I posted my Spicy Pesce-Vegan Seafood Gumbo, which was amazing but I decided to make a special rendition. This one is strictly vegan and a healthier option, so here’s my Vegetable Low Sodium Gumbo. This gumbo utilizes more fresh jalapeno peppers, which are low in sodium with 3 milligrams of sodium per cup, and other low sodium options. It is great for those with high blood pressure or those just trying to lower their sodium intake with just 188 milligrams of sodium per 8 ounce serving of gumbo!

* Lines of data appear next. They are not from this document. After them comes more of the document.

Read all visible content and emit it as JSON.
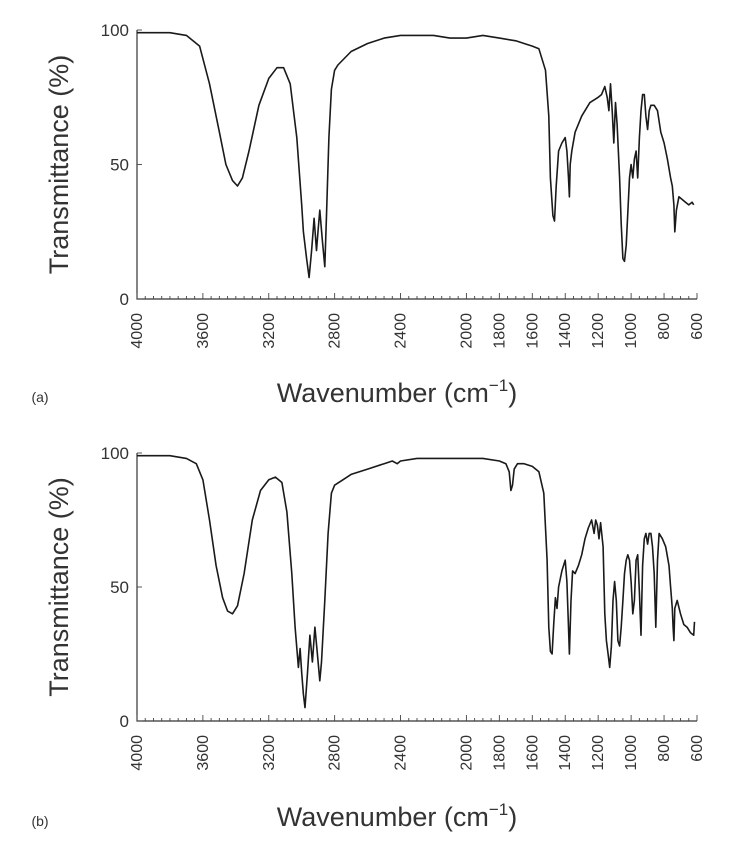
{
  "chart_data": [
    {
      "type": "line",
      "panel_label": "(a)",
      "ylabel": "Transmittance (%)",
      "xlabel_main": "Wavenumber (cm",
      "xlabel_sup": "−1",
      "xlabel_close": ")",
      "xlim": [
        4000,
        600
      ],
      "ylim": [
        0,
        100
      ],
      "x_reversed": true,
      "xticks": [
        "4000",
        "3600",
        "3200",
        "2800",
        "2400",
        "2000",
        "1800",
        "1600",
        "1400",
        "1200",
        "1000",
        "800",
        "600"
      ],
      "yticks": [
        "0",
        "50",
        "100"
      ],
      "series": [
        {
          "points": [
            [
              4000,
              99
            ],
            [
              3800,
              99
            ],
            [
              3700,
              98
            ],
            [
              3620,
              94
            ],
            [
              3560,
              80
            ],
            [
              3500,
              62
            ],
            [
              3460,
              50
            ],
            [
              3420,
              44
            ],
            [
              3390,
              42
            ],
            [
              3360,
              45
            ],
            [
              3320,
              55
            ],
            [
              3260,
              72
            ],
            [
              3200,
              82
            ],
            [
              3150,
              86
            ],
            [
              3110,
              86
            ],
            [
              3070,
              80
            ],
            [
              3030,
              60
            ],
            [
              3000,
              35
            ],
            [
              2990,
              25
            ],
            [
              2970,
              15
            ],
            [
              2955,
              8
            ],
            [
              2940,
              18
            ],
            [
              2925,
              30
            ],
            [
              2910,
              18
            ],
            [
              2900,
              26
            ],
            [
              2890,
              33
            ],
            [
              2875,
              22
            ],
            [
              2860,
              12
            ],
            [
              2850,
              30
            ],
            [
              2835,
              60
            ],
            [
              2820,
              78
            ],
            [
              2800,
              85
            ],
            [
              2780,
              87
            ],
            [
              2700,
              92
            ],
            [
              2600,
              95
            ],
            [
              2500,
              97
            ],
            [
              2400,
              98
            ],
            [
              2300,
              98
            ],
            [
              2200,
              98
            ],
            [
              2100,
              97
            ],
            [
              2000,
              97
            ],
            [
              1900,
              98
            ],
            [
              1800,
              97
            ],
            [
              1700,
              96
            ],
            [
              1650,
              95
            ],
            [
              1600,
              94
            ],
            [
              1560,
              93
            ],
            [
              1520,
              85
            ],
            [
              1500,
              68
            ],
            [
              1490,
              45
            ],
            [
              1475,
              31
            ],
            [
              1465,
              29
            ],
            [
              1455,
              42
            ],
            [
              1440,
              55
            ],
            [
              1420,
              58
            ],
            [
              1400,
              60
            ],
            [
              1390,
              55
            ],
            [
              1380,
              45
            ],
            [
              1375,
              38
            ],
            [
              1370,
              50
            ],
            [
              1360,
              55
            ],
            [
              1340,
              62
            ],
            [
              1300,
              68
            ],
            [
              1250,
              73
            ],
            [
              1200,
              75
            ],
            [
              1180,
              76
            ],
            [
              1160,
              79
            ],
            [
              1145,
              75
            ],
            [
              1135,
              70
            ],
            [
              1125,
              80
            ],
            [
              1115,
              70
            ],
            [
              1105,
              58
            ],
            [
              1095,
              73
            ],
            [
              1085,
              65
            ],
            [
              1070,
              45
            ],
            [
              1060,
              28
            ],
            [
              1050,
              15
            ],
            [
              1040,
              14
            ],
            [
              1030,
              20
            ],
            [
              1020,
              32
            ],
            [
              1010,
              45
            ],
            [
              1000,
              50
            ],
            [
              990,
              45
            ],
            [
              980,
              52
            ],
            [
              970,
              55
            ],
            [
              960,
              45
            ],
            [
              950,
              60
            ],
            [
              940,
              70
            ],
            [
              930,
              76
            ],
            [
              920,
              76
            ],
            [
              910,
              68
            ],
            [
              900,
              63
            ],
            [
              890,
              70
            ],
            [
              880,
              72
            ],
            [
              860,
              72
            ],
            [
              840,
              70
            ],
            [
              820,
              62
            ],
            [
              800,
              58
            ],
            [
              780,
              52
            ],
            [
              760,
              45
            ],
            [
              750,
              42
            ],
            [
              740,
              35
            ],
            [
              735,
              25
            ],
            [
              725,
              33
            ],
            [
              710,
              38
            ],
            [
              690,
              37
            ],
            [
              670,
              36
            ],
            [
              650,
              35
            ],
            [
              630,
              36
            ],
            [
              620,
              35
            ]
          ]
        }
      ]
    },
    {
      "type": "line",
      "panel_label": "(b)",
      "ylabel": "Transmittance (%)",
      "xlabel_main": "Wavenumber (cm",
      "xlabel_sup": "−1",
      "xlabel_close": ")",
      "xlim": [
        4000,
        600
      ],
      "ylim": [
        0,
        100
      ],
      "x_reversed": true,
      "xticks": [
        "4000",
        "3600",
        "3200",
        "2800",
        "2400",
        "2000",
        "1800",
        "1600",
        "1400",
        "1200",
        "1000",
        "800",
        "600"
      ],
      "yticks": [
        "0",
        "50",
        "100"
      ],
      "series": [
        {
          "points": [
            [
              4000,
              99
            ],
            [
              3800,
              99
            ],
            [
              3700,
              98
            ],
            [
              3640,
              96
            ],
            [
              3600,
              90
            ],
            [
              3560,
              75
            ],
            [
              3520,
              58
            ],
            [
              3480,
              46
            ],
            [
              3450,
              41
            ],
            [
              3420,
              40
            ],
            [
              3390,
              43
            ],
            [
              3350,
              55
            ],
            [
              3300,
              75
            ],
            [
              3250,
              86
            ],
            [
              3200,
              90
            ],
            [
              3160,
              91
            ],
            [
              3120,
              89
            ],
            [
              3090,
              78
            ],
            [
              3060,
              55
            ],
            [
              3040,
              35
            ],
            [
              3020,
              20
            ],
            [
              3010,
              27
            ],
            [
              3000,
              18
            ],
            [
              2990,
              10
            ],
            [
              2980,
              5
            ],
            [
              2965,
              18
            ],
            [
              2950,
              32
            ],
            [
              2935,
              22
            ],
            [
              2920,
              35
            ],
            [
              2905,
              25
            ],
            [
              2890,
              15
            ],
            [
              2880,
              22
            ],
            [
              2860,
              45
            ],
            [
              2840,
              70
            ],
            [
              2820,
              85
            ],
            [
              2800,
              88
            ],
            [
              2750,
              90
            ],
            [
              2700,
              92
            ],
            [
              2600,
              94
            ],
            [
              2500,
              96
            ],
            [
              2450,
              97
            ],
            [
              2420,
              96
            ],
            [
              2400,
              97
            ],
            [
              2300,
              98
            ],
            [
              2200,
              98
            ],
            [
              2000,
              98
            ],
            [
              1900,
              98
            ],
            [
              1800,
              97
            ],
            [
              1760,
              96
            ],
            [
              1740,
              93
            ],
            [
              1730,
              86
            ],
            [
              1720,
              88
            ],
            [
              1710,
              94
            ],
            [
              1690,
              96
            ],
            [
              1650,
              96
            ],
            [
              1600,
              95
            ],
            [
              1560,
              93
            ],
            [
              1530,
              85
            ],
            [
              1510,
              60
            ],
            [
              1500,
              35
            ],
            [
              1490,
              26
            ],
            [
              1480,
              25
            ],
            [
              1470,
              36
            ],
            [
              1460,
              46
            ],
            [
              1450,
              42
            ],
            [
              1440,
              50
            ],
            [
              1420,
              56
            ],
            [
              1400,
              60
            ],
            [
              1390,
              52
            ],
            [
              1380,
              35
            ],
            [
              1375,
              25
            ],
            [
              1365,
              45
            ],
            [
              1355,
              56
            ],
            [
              1340,
              55
            ],
            [
              1320,
              58
            ],
            [
              1300,
              62
            ],
            [
              1280,
              68
            ],
            [
              1260,
              72
            ],
            [
              1240,
              75
            ],
            [
              1225,
              70
            ],
            [
              1215,
              75
            ],
            [
              1205,
              73
            ],
            [
              1195,
              68
            ],
            [
              1185,
              74
            ],
            [
              1170,
              65
            ],
            [
              1160,
              40
            ],
            [
              1150,
              30
            ],
            [
              1140,
              25
            ],
            [
              1130,
              20
            ],
            [
              1120,
              28
            ],
            [
              1110,
              45
            ],
            [
              1100,
              52
            ],
            [
              1090,
              45
            ],
            [
              1080,
              30
            ],
            [
              1070,
              28
            ],
            [
              1060,
              35
            ],
            [
              1050,
              45
            ],
            [
              1040,
              55
            ],
            [
              1030,
              60
            ],
            [
              1020,
              62
            ],
            [
              1010,
              60
            ],
            [
              1000,
              52
            ],
            [
              990,
              40
            ],
            [
              980,
              45
            ],
            [
              970,
              60
            ],
            [
              960,
              62
            ],
            [
              950,
              48
            ],
            [
              940,
              32
            ],
            [
              930,
              58
            ],
            [
              920,
              68
            ],
            [
              910,
              70
            ],
            [
              900,
              66
            ],
            [
              890,
              70
            ],
            [
              880,
              70
            ],
            [
              870,
              65
            ],
            [
              860,
              55
            ],
            [
              850,
              35
            ],
            [
              840,
              60
            ],
            [
              830,
              70
            ],
            [
              810,
              68
            ],
            [
              790,
              65
            ],
            [
              770,
              58
            ],
            [
              760,
              50
            ],
            [
              750,
              42
            ],
            [
              745,
              35
            ],
            [
              740,
              30
            ],
            [
              735,
              42
            ],
            [
              720,
              45
            ],
            [
              700,
              40
            ],
            [
              680,
              36
            ],
            [
              660,
              35
            ],
            [
              640,
              33
            ],
            [
              620,
              32
            ],
            [
              615,
              37
            ]
          ]
        }
      ]
    }
  ]
}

- 2 32 ounce boxes of low-sodium vegetable broth (Pacific Organic Broth)
- 8 cups of water
- 2 tablespoon of Louisiana Gumbo Base
- 1 tablespoon of garlic powder
- 5 diced red potatoes
- 2 bunches of green onions
- 1 bunch of cilantro
- 3 chopped yellow squash
- 3 chopped zucchini
- 4 chopped fresh jalapeno peppers (1 cup)
- 1 cup of mushrooms
- 1 chopped yellow onion
- Pour the vegetable broth, water, gumbo base, and garlic powder into a large gumbo pot. Place it on medium heat until it is fully heated while stirring every few minutes.
- Add the diced red potatoes to the pot and let that cook for 5 minutes.
- Add the green onions, cilantro, squash, zucchini, jalapeno peppers, mushrooms, and yellow onion into the pot.
- Let that simmer on a low heat for 25-30 minutes.